Frequently Asked Questions
- What is an F-tag violation?
- F-tags are federal deficiency codes used by CMS to categorize nursing home violations. Each F-tag corresponds to a specific federal regulation (42 CFR Part 483). For example, F607 relates to abuse prevention policies, F880 relates to infection control.
- Were these violations corrected?
- Facilities must submit plans of correction and implement changes within required timeframes. CMS conducts follow-up inspections to verify corrections. Check the inspection report for specific correction dates and follow-up verification status.
- How often do nursing home inspections happen?
- CMS conducts unannounced inspections of all Medicare/Medicaid-certified nursing homes at least once per year. Additional inspections may occur based on complaints, facility-reported incidents, or follow-up to verify previous violations were corrected.
- What should families do about these violations?
- Families should: (1) Review the full inspection report for details, (2) Ask facility administration about specific corrective actions taken, (3) Check if this represents a pattern by reviewing prior inspections, (4) Compare with other facilities in NEWPORT NEWS, VA, (5) Report new concerns to state authorities.

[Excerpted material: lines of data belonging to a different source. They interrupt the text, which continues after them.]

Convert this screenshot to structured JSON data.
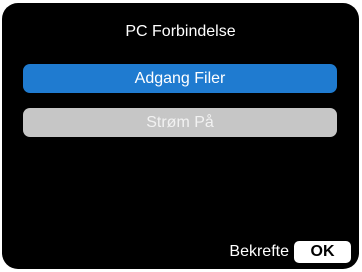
{
  "screen": {
    "title": "PC Forbindelse",
    "menu": [
      {
        "label": "Adgang Filer",
        "selected": true
      },
      {
        "label": "Strøm På",
        "selected": false
      }
    ],
    "footer": {
      "label": "Bekrefte",
      "key": "OK"
    }
  },
  "colors": {
    "background": "#000000",
    "selected": "#1f7bd0",
    "unselected": "#c6c6c6"
  }
}
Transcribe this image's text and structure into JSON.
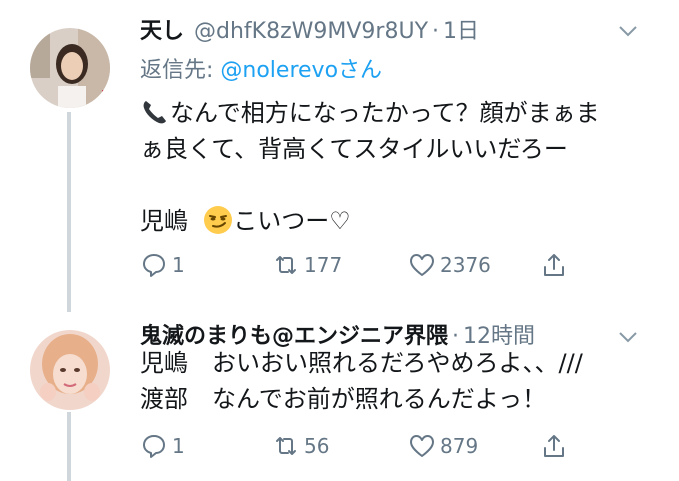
{
  "tweets": [
    {
      "display_name": "天し",
      "handle": "@dhfK8zW9MV9r8UY",
      "separator": "·",
      "time": "1日",
      "reply_to_prefix": "返信先: ",
      "reply_to_handle": "@nolerevo",
      "reply_to_suffix": "さん",
      "lines": [
        "なんで相方になったかって？顔がまぁま",
        "ぁ良くて、背高くてスタイルいいだろー"
      ],
      "last_line_name": "児嶋",
      "last_line_text": "こいつー♡",
      "replies": "1",
      "retweets": "177",
      "likes": "2376"
    },
    {
      "display_name": "鬼滅のまりも@エンジニア界隈",
      "separator": "·",
      "time": "12時間",
      "lines": [
        "児嶋　おいおい照れるだろやめろよ、、///",
        "渡部　なんでお前が照れるんだよっ！"
      ],
      "replies": "1",
      "retweets": "56",
      "likes": "879"
    }
  ],
  "icons": {
    "phone": "telephone-receiver-icon",
    "smirk": "smirking-face-emoji-icon",
    "reply": "reply-bubble-icon",
    "retweet": "retweet-icon",
    "like": "heart-icon",
    "share": "share-upload-icon",
    "caret": "chevron-down-icon"
  },
  "colors": {
    "muted": "#657786",
    "link": "#1da1f2",
    "thread_line": "#cfd6dc"
  }
}
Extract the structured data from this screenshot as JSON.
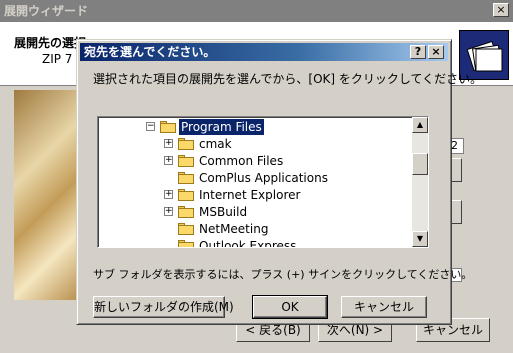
{
  "wizard": {
    "title": "展開ウィザード",
    "close_glyph": "×",
    "header_title": "展開先の選択",
    "header_subtitle": "ZIP 7",
    "field_fragment": "2",
    "back_label": "< 戻る(B)",
    "next_label": "次へ(N) >",
    "cancel_label": "キャンセル"
  },
  "dialog": {
    "title": "宛先を選んでください。",
    "help_glyph": "?",
    "close_glyph": "×",
    "instruction": "選択された項目の展開先を選んでから、[OK] をクリックしてください。",
    "tree": [
      {
        "label": "Program Files",
        "level": 0,
        "expander": "−",
        "selected": true
      },
      {
        "label": "cmak",
        "level": 1,
        "expander": "+",
        "selected": false
      },
      {
        "label": "Common Files",
        "level": 1,
        "expander": "+",
        "selected": false
      },
      {
        "label": "ComPlus Applications",
        "level": 1,
        "expander": "",
        "selected": false
      },
      {
        "label": "Internet Explorer",
        "level": 1,
        "expander": "+",
        "selected": false
      },
      {
        "label": "MSBuild",
        "level": 1,
        "expander": "+",
        "selected": false
      },
      {
        "label": "NetMeeting",
        "level": 1,
        "expander": "",
        "selected": false
      },
      {
        "label": "Outlook Express",
        "level": 1,
        "expander": "",
        "selected": false
      }
    ],
    "scroll_up_glyph": "▲",
    "scroll_down_glyph": "▼",
    "hint": "サブ フォルダを表示するには、プラス (+) サインをクリックしてください。",
    "new_folder_label": "新しいフォルダの作成(M)",
    "ok_label": "OK",
    "cancel_label": "キャンセル"
  },
  "colors": {
    "titlebar_active": "#0a246a",
    "titlebar_inactive": "#808080",
    "face": "#d4d0c8",
    "selection": "#0a246a"
  }
}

- Where can I see the full inspection report?
- Complete inspection reports are available on Medicare.gov's Care Compare website (www.medicare.gov/care-compare). You can also request copies directly from RIVERSIDE LIFELONG H & R WARWICK FOREST or from the state Department of Health. Reports include deficiency codes, facility responses, and correction timelines.